If “type” is “sia” the configuration will be the following:

 {
   "tools": {
           "point": "[boolean]",
           "line": "[boolean]",
           "polygon": "[boolean]",
           "bbox": "[boolean]",
           "junk": "[boolean]"
   },
   "annos":{
       "multilabels": "[boolean]",
       "actions": {
           "draw": "[boolean]",
           "label": "[boolean]",
           "edit": "[boolean]",
       },
       "minArea": "[int]",
       "maxAnnos": "[int or null]"
   },
   "img": {
       "multilabels": "[boolean]",
       "actions": {
           "label": "[boolean]",
       }
   }
 }

SIA configuration:

tools
- Inside the tools object you can select which drawing tools are available and if the junk button is present in the SIA gui. You may choose either true or false for each of the tools (point, line, polygon, bbox, junk).
annos (configuration for annotations on the image)
- actions
  
  draw is set to false a user may not draw any new annotations. This is useful if a script sent annotation proposals to SIA and the user should only correct the proposed annotations.
  
  label allows to disable the possibility to assign labels to annotations. This option is useful if you wish that your annotator will only draw annotations.
  
  edit inidcates wether an annotator may edit an annotation that is already present.
- multilabels allows to assign multiple labels per annotation.
- minArea The minimum area in pixels that an annotation may have. This constraint is only applied to annotations where an area can be defined (e.g. BBoxs, Polygons).
- maxAnnos Maximum number of annos that are allowed per image. If null an infinite number of annotation are allowed per image.
img (configuration for the image)
- actions
  
  label allows to disable the possibility to assign labels to the image.
- multilabels allows to assign multiple labels to the image.

DataExport¶

 {
   "peN" : "[int]",
   "peOut" : "[list of int]|[null]",
   "dataExport" : {}
 }

A DataExport is used to serve a file generated by a script in the web gui. No special configuration is required for this pipeline element. The file to download will be provided by a Script that is connected to the input of the DataExport element. This Script will call the lost.pyapi.inout.ScriptOutput.add_data_export() method in order to do that.

VisualOutput¶

 {
   "peN" : "[int]",
   "peOut" : "[list of int]|[null]",
   "visualOutput" : {}
 }

A VisualOutput element can display images and html text inside the LOST web gui. A connected Script element will provide the content to an VisualOutput by calling lost.pyapi.inout.ScriptOutput.add_visual_output().

Loop¶

 {
   "peN": "[int]",
   "peOut": "[list of int]|[null]",
   "loop": {
     "maxIteration": "[int]|[null]",
     "peJumpId": "[int]"
   }
 }

A Loop element can be used to build learning loops inside of a pipeline. Such a Loop models a similar behaviour to a while loop in a programming language.

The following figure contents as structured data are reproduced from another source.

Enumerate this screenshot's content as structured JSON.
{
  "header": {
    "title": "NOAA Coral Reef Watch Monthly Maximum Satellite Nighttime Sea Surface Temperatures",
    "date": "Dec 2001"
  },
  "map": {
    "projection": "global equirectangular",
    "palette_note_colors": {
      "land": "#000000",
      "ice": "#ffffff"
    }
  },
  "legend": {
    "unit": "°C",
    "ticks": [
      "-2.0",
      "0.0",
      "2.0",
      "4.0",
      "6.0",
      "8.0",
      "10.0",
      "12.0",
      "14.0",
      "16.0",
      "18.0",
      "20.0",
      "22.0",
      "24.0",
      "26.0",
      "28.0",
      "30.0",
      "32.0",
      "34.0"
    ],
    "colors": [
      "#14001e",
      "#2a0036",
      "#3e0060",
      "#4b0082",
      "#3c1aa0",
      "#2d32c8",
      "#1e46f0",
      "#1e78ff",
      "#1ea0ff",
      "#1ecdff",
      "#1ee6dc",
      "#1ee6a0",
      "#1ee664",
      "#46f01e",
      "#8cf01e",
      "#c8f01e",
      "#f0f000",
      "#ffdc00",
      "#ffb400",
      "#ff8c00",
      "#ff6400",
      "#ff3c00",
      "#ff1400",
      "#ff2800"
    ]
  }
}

The peJumpId defines the peN of another element in the pipeline where this Loop should jump to while looping. The maxIteration setting inside a loop definition can be set to a maximum amount of iterations that should be performed or to null in order to have an infinity loop.

A Script element inside a loop cycle may break a loop by calling lost.pyapi.script.Script.break_loop(). Scripts inside a loop cycle may check if a loop was broken by calling lost.pyapi.script.Script.loop_is_broken().